When a heart attack occurs, time is of the essence. The chances of survival often depends on how quickly medical assistance is provided. This is why a recent report is so shocking. It shows that nearly half of black patients having heart attacks were not taken to the nearest hospital but to one further away, increasing their risk of death within a year.
Ambulance diversion adds up to 12 hours before being treated
Researchers examined Medicare data and found that among black patients being transported to the hospital for treatment of heart attacks in 26 California counties, only half of the black patients received treatment at the nearest hospital. Twenty-five percent were taken to another hospital, causing a delay of up to 6 hours, 15 percent experienced delays of 6-12 hours, and 10 percent had more than 12 hours of delay due to ambulance diversion, according to the study.
The reason given for the diversions was overcrowding. The emergency rooms at the nearest hospitals were overcrowded, so ambulances took black heart attack patients to other hospitals for treatment. Diversion occurs more often at hospitals that serve blacks and other minorities. As a result, few receive proper treatment for heart attacks.

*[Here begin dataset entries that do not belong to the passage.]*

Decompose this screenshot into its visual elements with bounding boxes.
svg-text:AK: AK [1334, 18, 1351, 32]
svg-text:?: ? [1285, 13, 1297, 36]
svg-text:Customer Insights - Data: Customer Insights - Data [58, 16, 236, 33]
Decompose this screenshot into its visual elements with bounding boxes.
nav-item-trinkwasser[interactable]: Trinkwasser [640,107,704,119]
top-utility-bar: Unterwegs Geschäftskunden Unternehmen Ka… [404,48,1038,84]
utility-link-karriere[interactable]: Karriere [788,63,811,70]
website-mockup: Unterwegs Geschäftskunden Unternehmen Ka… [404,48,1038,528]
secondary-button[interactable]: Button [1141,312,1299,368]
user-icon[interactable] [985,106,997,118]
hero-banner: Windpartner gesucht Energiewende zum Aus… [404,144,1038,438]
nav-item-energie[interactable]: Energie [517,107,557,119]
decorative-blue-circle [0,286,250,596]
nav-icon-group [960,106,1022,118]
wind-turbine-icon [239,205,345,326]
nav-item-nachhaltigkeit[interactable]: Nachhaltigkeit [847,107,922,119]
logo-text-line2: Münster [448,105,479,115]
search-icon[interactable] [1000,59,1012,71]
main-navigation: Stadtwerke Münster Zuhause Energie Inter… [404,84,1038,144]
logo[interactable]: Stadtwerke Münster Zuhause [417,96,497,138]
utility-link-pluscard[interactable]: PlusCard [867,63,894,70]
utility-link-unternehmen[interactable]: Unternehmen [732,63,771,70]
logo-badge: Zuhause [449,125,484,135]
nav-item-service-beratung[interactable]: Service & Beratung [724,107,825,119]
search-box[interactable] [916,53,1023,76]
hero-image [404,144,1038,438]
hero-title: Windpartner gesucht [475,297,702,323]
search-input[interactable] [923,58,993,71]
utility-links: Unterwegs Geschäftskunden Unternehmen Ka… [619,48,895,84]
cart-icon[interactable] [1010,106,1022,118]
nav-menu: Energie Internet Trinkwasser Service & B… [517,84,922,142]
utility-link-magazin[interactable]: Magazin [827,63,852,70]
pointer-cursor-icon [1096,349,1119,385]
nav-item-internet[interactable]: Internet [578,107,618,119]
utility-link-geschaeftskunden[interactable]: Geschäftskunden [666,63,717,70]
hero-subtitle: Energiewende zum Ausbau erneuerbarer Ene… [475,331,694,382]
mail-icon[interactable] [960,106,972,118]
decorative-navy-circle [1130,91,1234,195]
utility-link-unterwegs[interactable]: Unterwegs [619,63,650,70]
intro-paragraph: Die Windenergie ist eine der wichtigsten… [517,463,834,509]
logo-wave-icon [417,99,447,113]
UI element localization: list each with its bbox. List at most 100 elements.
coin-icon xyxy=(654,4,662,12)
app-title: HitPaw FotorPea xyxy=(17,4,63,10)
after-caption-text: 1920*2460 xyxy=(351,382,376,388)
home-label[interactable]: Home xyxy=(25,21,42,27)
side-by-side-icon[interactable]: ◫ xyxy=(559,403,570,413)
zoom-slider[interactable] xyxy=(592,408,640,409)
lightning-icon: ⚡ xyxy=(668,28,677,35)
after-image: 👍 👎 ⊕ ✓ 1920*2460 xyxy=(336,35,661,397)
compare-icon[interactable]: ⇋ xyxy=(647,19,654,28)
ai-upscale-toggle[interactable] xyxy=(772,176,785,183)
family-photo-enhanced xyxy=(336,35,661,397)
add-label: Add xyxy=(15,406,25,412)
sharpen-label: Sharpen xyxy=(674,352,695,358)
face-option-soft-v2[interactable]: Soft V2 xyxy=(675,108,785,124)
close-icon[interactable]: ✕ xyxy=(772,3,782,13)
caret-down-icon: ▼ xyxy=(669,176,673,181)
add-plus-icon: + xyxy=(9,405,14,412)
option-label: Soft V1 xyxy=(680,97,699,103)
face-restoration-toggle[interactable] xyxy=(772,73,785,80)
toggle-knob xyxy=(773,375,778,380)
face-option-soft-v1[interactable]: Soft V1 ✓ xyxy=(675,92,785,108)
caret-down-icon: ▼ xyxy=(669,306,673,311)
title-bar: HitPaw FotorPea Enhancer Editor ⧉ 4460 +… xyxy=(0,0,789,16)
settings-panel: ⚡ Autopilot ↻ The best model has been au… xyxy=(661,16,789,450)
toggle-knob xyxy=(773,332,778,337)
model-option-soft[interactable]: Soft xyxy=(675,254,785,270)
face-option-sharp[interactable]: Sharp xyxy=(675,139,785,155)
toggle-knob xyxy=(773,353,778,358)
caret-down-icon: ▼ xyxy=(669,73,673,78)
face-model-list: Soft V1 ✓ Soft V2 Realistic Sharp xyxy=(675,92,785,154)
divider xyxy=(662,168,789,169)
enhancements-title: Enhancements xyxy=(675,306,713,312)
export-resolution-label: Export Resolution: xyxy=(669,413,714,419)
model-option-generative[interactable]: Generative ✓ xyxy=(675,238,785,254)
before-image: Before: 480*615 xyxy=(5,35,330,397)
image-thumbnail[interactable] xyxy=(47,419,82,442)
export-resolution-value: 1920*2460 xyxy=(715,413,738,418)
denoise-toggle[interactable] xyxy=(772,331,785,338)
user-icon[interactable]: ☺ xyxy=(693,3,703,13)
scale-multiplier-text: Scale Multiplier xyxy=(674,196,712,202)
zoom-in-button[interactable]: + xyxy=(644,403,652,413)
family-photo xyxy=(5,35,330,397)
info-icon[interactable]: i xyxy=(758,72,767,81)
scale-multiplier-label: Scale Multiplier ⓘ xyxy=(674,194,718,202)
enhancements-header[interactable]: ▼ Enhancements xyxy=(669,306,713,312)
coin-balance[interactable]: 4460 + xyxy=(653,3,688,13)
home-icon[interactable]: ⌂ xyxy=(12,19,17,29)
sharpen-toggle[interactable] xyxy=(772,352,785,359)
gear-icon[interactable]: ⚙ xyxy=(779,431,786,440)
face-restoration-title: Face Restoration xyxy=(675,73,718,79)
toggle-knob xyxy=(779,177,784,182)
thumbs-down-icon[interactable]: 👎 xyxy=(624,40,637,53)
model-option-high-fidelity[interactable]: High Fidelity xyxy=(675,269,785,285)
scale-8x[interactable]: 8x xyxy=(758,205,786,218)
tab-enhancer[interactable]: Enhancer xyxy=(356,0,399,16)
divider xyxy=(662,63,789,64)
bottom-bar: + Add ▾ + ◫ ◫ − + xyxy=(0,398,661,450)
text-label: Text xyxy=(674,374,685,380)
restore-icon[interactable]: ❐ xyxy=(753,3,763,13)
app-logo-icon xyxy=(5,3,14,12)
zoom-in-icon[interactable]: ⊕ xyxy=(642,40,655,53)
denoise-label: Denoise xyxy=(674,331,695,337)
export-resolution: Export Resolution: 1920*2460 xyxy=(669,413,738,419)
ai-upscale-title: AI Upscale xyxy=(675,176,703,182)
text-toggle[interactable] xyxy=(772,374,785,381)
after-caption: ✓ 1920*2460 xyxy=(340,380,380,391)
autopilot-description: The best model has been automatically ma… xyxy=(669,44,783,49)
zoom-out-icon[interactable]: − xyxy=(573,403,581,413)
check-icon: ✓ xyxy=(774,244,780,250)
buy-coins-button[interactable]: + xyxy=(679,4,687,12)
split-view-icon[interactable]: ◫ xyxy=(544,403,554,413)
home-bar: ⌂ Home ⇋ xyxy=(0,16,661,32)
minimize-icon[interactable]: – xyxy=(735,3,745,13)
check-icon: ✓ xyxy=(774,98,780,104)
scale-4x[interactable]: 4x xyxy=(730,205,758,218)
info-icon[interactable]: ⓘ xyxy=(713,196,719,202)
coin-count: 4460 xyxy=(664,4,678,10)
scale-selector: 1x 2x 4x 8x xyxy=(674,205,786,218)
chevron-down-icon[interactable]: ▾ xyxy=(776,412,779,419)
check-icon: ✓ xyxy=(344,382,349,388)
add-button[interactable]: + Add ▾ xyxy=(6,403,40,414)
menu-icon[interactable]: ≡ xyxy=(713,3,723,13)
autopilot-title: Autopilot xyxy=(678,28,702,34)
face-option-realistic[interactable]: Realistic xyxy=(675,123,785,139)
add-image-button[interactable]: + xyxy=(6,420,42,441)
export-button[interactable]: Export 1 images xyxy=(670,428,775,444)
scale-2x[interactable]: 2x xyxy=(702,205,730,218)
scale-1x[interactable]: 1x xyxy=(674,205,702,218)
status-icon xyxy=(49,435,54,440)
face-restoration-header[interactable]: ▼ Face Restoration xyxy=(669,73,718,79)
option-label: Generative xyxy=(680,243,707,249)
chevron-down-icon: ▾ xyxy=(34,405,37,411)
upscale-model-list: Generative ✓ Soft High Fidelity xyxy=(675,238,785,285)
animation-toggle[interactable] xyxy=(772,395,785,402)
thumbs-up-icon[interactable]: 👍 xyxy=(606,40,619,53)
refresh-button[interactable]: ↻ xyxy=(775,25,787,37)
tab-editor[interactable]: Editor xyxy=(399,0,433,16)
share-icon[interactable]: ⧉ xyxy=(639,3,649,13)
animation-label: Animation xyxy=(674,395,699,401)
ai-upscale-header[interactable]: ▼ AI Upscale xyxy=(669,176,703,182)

- 4.4 percent less likely to be treated in cardiac care units
- 4.3 percent less likely to receive catheterization
- 9.6 percent more likely to die during the following year
Dr. Renee Hsia, a professor of emergency medicine and health policy at the University of California, San Francisco, and others have stated that changes must be made. Hsia recommended "decreasing disparities by targeting efforts in minority-serving hospitals." All hospitals need help in correcting overcrowding, but the study reveals the importance of focusing efforts first on hospitals that serve minorities.